Afete karşı dirençli yapılar planlama ile mümkün olabilir
Kahramanmaraş merkezli depremlerde 50 bini aşkın kişi yaşamını yitirdi. Deprem bölgesindeki 11 ilde çok sayıda yıkım oluşurken, acil yıkılacak ve ağır hasarlı yani artık kullanılamaz hale gelmiş bina sayısı 298 bine ulaştı. Buralardaki bağımsız bölüm sayısı ise 876 bine varıyor.
Yeşilay Dergisi’nin 2023 Mayıs sayısında yer alan bilgilere göre; deprem felaketinde evsiz kalan vatandaşlar için harekete geçilerek, afet bölgesinde toplam 650 bin konut yapmak için kollar sıvandı. Buna göre önümüzdeki bir yıl içinde depremden etkilenen kentlerde ve köylerde toplamda 319 bin konut yapılması bekleniyor.
En az 500 bin konut ihtiyacı var
Birleşmiş Milletler (BM) tahminlerine göre 6 Şubat Kahramanmaraş depremlerinden etkilenen bölgede yaklaşık 1,5 milyon kişi evsiz kaldı ve barınma ihtiyacının karşılanması için en az 500 bin konutun inşa edilmesi gerekiyor. Deprem aynı zamanda milyonları bulan bir göçü de tetikledi. Deprem bölgesinde 11 şehirde üç milyonun üzerinde insan göç etti. Bu bakımdan yaklaşık 14 milyon nüfusa sahip 11 ilin yeniden inşa ve yapılandırma çalışmaları büyük önem taşıyor.
Yaşanan felaketin büyüklüğünün yanı sıra 1999 Gölcük depremi sonrası beklenen İstanbul depreminin riskleri de göz önüne alınarak afete dirençli kent planlaması önümüzdeki yılların en önemli konuları arasında yerini aldı.
Kentlerin sunmuş olduğu fırsatlar, insanları kentlerde yaşamaya yönlendiriyor. Buna bağlı olarak kent yaşamı içerisindeki tehlike ve riskler de gün geçtikçe daha çok kişiyi ilgilendiren bir konu haline geliyor. Öte yandan afete dirençli yapılaşma ve şehir planlaması da son dönemde öne çıkan konular arasında yer alıyor.
Afete dirençli planlama nasıl olmalı?
Yeni kentlerin inşa sürecinde planlama süreçleri büyük önem arz ediyor.

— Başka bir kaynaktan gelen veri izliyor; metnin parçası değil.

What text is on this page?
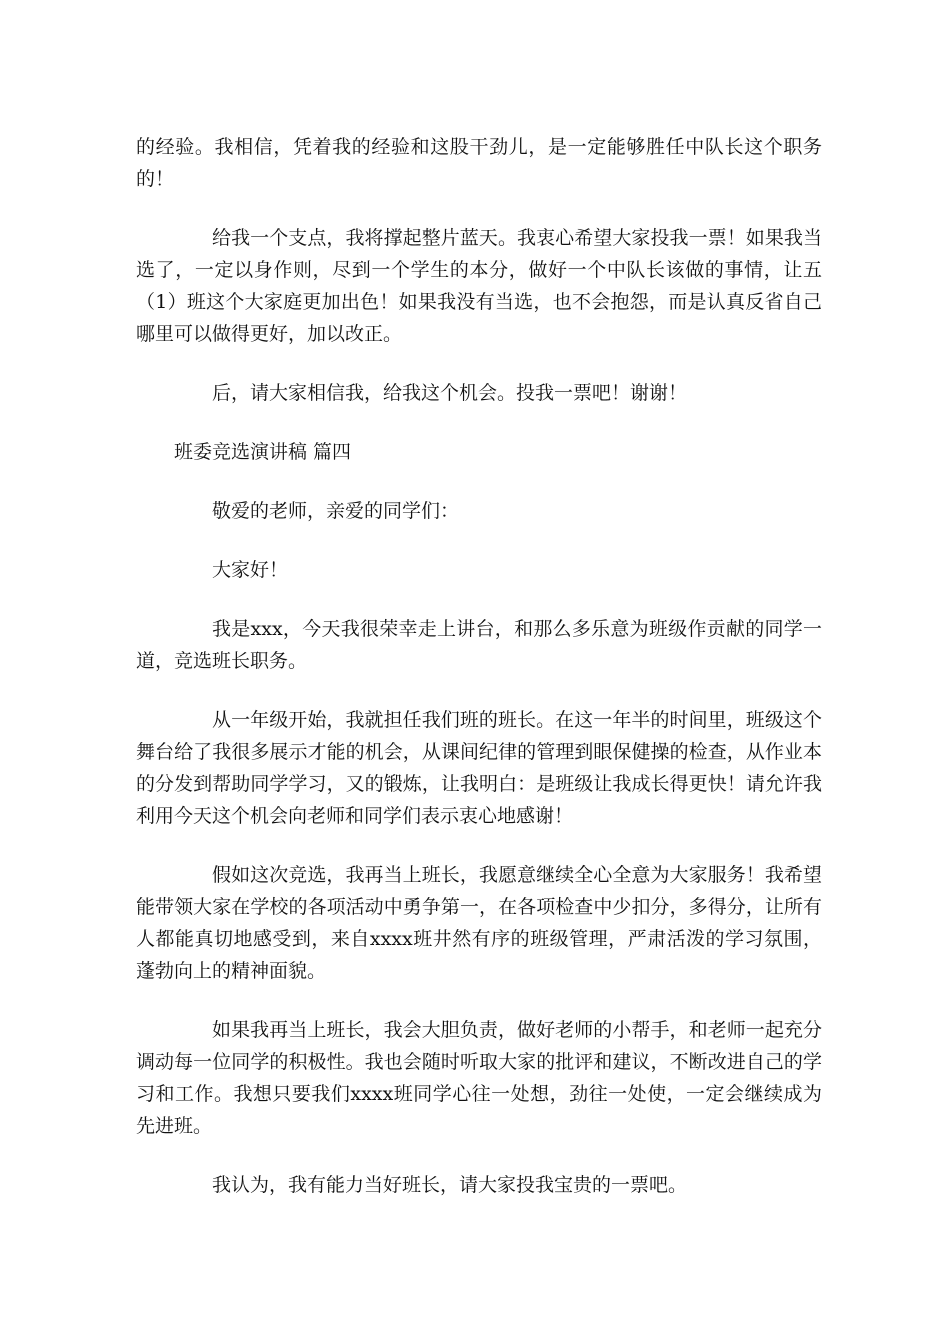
的经验。我相信，凭着我的经验和这股干劲儿，是一定能够胜任中队长这个职务的！

给我一个支点，我将撑起整片蓝天。我衷心希望大家投我一票！如果我当选了，一定以身作则，尽到一个学生的本分，做好一个中队长该做的事情，让五（1）班这个大家庭更加出色！如果我没有当选，也不会抱怨，而是认真反省自己哪里可以做得更好，加以改正。

后，请大家相信我，给我这个机会。投我一票吧！谢谢！

班委竞选演讲稿 篇四

敬爱的老师，亲爱的同学们：

大家好！

我是xxx，今天我很荣幸走上讲台，和那么多乐意为班级作贡献的同学一道，竞选班长职务。

从一年级开始，我就担任我们班的班长。在这一年半的时间里，班级这个舞台给了我很多展示才能的机会，从课间纪律的管理到眼保健操的检查，从作业本的分发到帮助同学学习，又的锻炼，让我明白：是班级让我成长得更快！请允许我利用今天这个机会向老师和同学们表示衷心地感谢！

假如这次竞选，我再当上班长，我愿意继续全心全意为大家服务！我希望能带领大家在学校的各项活动中勇争第一，在各项检查中少扣分，多得分，让所有人都能真切地感受到，来自xxxx班井然有序的班级管理，严肃活泼的学习氛围，蓬勃向上的精神面貌。

如果我再当上班长，我会大胆负责，做好老师的小帮手，和老师一起充分调动每一位同学的积极性。我也会随时听取大家的批评和建议，不断改进自己的学习和工作。我想只要我们xxxx班同学心往一处想，劲往一处使，一定会继续成为先进班。

我认为，我有能力当好班长，请大家投我宝贵的一票吧。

Kentlerde yapılaşma ve kentsel gelişmeyi düzenleyen mekanizmalar çeşitli ölçeklerdeki planlar olup afet zararlarının en aza indirilmesinde başarılı olabilmek için afet yönetim süreçleriyle kent planlama süreçlerinin eşgüdüm içerisinde sürdürülmesi gerekiyor.
Yeni yerleşim yerlerinin en düşük düzeyde risk taşıyan yerlerde konumlanmasına, yüksek risk taşıyan yerlerde konumlanan hâlihazırdaki yerleşim yerlerinin gelişme alanlarının kısıtlanmasına ve sanayi, petrol tesisleri gibi ekonomik faaliyetlerin yüksek risk taşıyan yerlerde konumlanmasının önlenmesine dikkat edilmesi öncelikli şartlardan bir tanesi olarak öne çıkıyor.
Uzmanlar deprem bölgesinde jeolojik etütlerin tamamlanarak imar planlarının buna göre yenilenmesinin önemine dikkat çekiyor. Depremler sonrası oluşan yüzey kırıkları, sıvılaşma, yanal yayılma, heyelan, kaya düşmesi gibi çok sayıda zeminden kaynaklı deformasyonların haritalanması ve yeni kurulacak kentlerin belirlenmesinde bu çalışmaların baz alınması kritik öneme sahip.